I regret my incompetence in not realizing the thread implications of the change in 10.41 that caused this. Ironically, the reason for making the underlying change in the native API is listed as this: "9. Removed the use of an initial backtracking frames vector on the system stack in pcre2_match() so that it now always uses the heap. (In a multi-thread environment with very small stacks there had been an issue.) " That is, this threading issue was provoked by a different threading issue.
The original addition of regcomp and regexec wrappers to PCRE1 was at somebody's request, to make it easier for programs that already used that interface to switch over to PCRE. I have been persuaded over the years to add (as @carenas says) some non-POSIX flags. Perhaps I should have been more resistant.
I will work on the documentation to point out prominently that the interface now is not thread safe. Perhaps that is all that is needed.
I still don't understand both your remarks on the non thread-safety introduced in 10.41. We were previously using 10.39 version, and it was not thread-safe either. The pcre2_match_data was already embedded in the regex_t object and shared among threads. Since it's modified while the matching is performed, I can't see how it could be thread-safe. Anyway, the 10.39 version did not crash as badly as the 10.42, it just returned returned erroneous matching results (or bad offset in rm_so/rm_eo).
Interesting, I was incorrect then attributing the thread safety issues to the the change introduced with 10.41. If nothing, it might had been a net positive, since it made the thread safety problems obvious because it will cause crashes.
When looking at the logs (which made me found another bug, addressed in #333), there were comments about making the code thread safe, but guess it never was and so the thread safety bug is not even a regression.

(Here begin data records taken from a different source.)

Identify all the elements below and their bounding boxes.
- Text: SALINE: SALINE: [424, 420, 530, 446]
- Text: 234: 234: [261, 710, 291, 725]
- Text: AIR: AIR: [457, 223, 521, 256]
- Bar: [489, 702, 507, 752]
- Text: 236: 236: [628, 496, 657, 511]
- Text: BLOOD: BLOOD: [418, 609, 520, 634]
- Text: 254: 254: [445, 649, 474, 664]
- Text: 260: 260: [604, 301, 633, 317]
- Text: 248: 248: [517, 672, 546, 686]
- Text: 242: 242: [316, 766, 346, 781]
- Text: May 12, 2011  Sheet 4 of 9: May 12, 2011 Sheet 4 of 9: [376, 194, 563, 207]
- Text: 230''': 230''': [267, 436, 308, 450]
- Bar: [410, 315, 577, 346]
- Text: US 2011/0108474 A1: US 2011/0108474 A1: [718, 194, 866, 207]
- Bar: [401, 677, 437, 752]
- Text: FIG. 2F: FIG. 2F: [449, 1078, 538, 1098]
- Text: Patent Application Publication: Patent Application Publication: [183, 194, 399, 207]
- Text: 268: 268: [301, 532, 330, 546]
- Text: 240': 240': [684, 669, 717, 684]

Indeed, I realized later that the reference to 10.41 was a red herring. In PCRE2, the POSIX interface has never been thread safe. From the first release, 10.00, it has always retained a match data block. I am now somewhat amazed that it has taken nearly 9 years (10.00 was released in January 2015) for this to have caused a problem. However, I think this fact means that putting big warnings all over the documentation is all that now needs to be done.
An attempt to improve the situation in #318, although incomplete and not sure if worth the trouble.
Posted as a draft for discussion, and maybe as a basis for the documentation changes that will be needed eitherway.